T-MAC is a kernel library supporting mixed-precission GeMM for Low bit LLM inference on CPUs. LLM inference incurs significant computational cost. Low-bit quantization, a widely adopted technique, introduces the challenge of mixed-precision GEMM (mpGEMM), which is not directly supported by hardware and requires convert/dequant operations. We propose the use of a lookup table (LUT) to support mpGEMM. Our kernels demonstrate superior performance over SOTA low-bit GeMM on CPU.
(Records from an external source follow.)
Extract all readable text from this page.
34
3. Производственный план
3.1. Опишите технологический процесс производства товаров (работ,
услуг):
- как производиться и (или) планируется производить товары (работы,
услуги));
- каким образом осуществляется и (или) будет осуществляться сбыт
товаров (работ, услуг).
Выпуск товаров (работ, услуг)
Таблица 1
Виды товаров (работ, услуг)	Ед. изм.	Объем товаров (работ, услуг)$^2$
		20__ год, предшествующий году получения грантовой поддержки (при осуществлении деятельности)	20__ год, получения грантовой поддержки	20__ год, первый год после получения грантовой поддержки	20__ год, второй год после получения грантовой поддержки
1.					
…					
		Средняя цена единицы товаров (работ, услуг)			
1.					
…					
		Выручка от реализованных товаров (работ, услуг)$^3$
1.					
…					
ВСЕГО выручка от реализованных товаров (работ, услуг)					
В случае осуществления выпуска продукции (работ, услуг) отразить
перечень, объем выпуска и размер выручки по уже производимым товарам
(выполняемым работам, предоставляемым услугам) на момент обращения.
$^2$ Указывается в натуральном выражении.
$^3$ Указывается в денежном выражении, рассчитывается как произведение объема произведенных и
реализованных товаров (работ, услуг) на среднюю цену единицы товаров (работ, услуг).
T-MAC offers efficient mixed precison GEMM kernels on CPU. It can speedup up the inference of low-bit large language model on CPU.
The intended use cases for T-MAC involve enhancing computational efficiency in low-bit Large language models on CPU. It's designed to serve developers and researchers requiring advanced mixed precision matrix multiplication.
T-MAC was evaluated based on its performance and correctness in generating and executing optimized code for mixed precision GEMM. Performance metrics include the speed of execution, computational efficiency. The evaluation involved comparing T-MAC's performance with other existing frameworks, such as llama.cpp. The accuracy verification through simulations with PyTorch operators.
While T-MAC is designed to be highly efficient, there are limitations to its applicability and performance. It is optimized for CPUs, which means its use is restricted to systems with compatible CPUs.
T-MAC is expected to perform reliably within the operational factors and settings of CPU architectures. Users can influence the system's behavior through customization of the DSL scripts, selection of data types and precision and operator configurations, and tuning of performance parameters to suit their specific computational needs. These choices impact the efficiency and accuracy of the computations, making it essential for users to understand the trade-offs involved.
T-MAC doesn't allow for plugins or extensibility.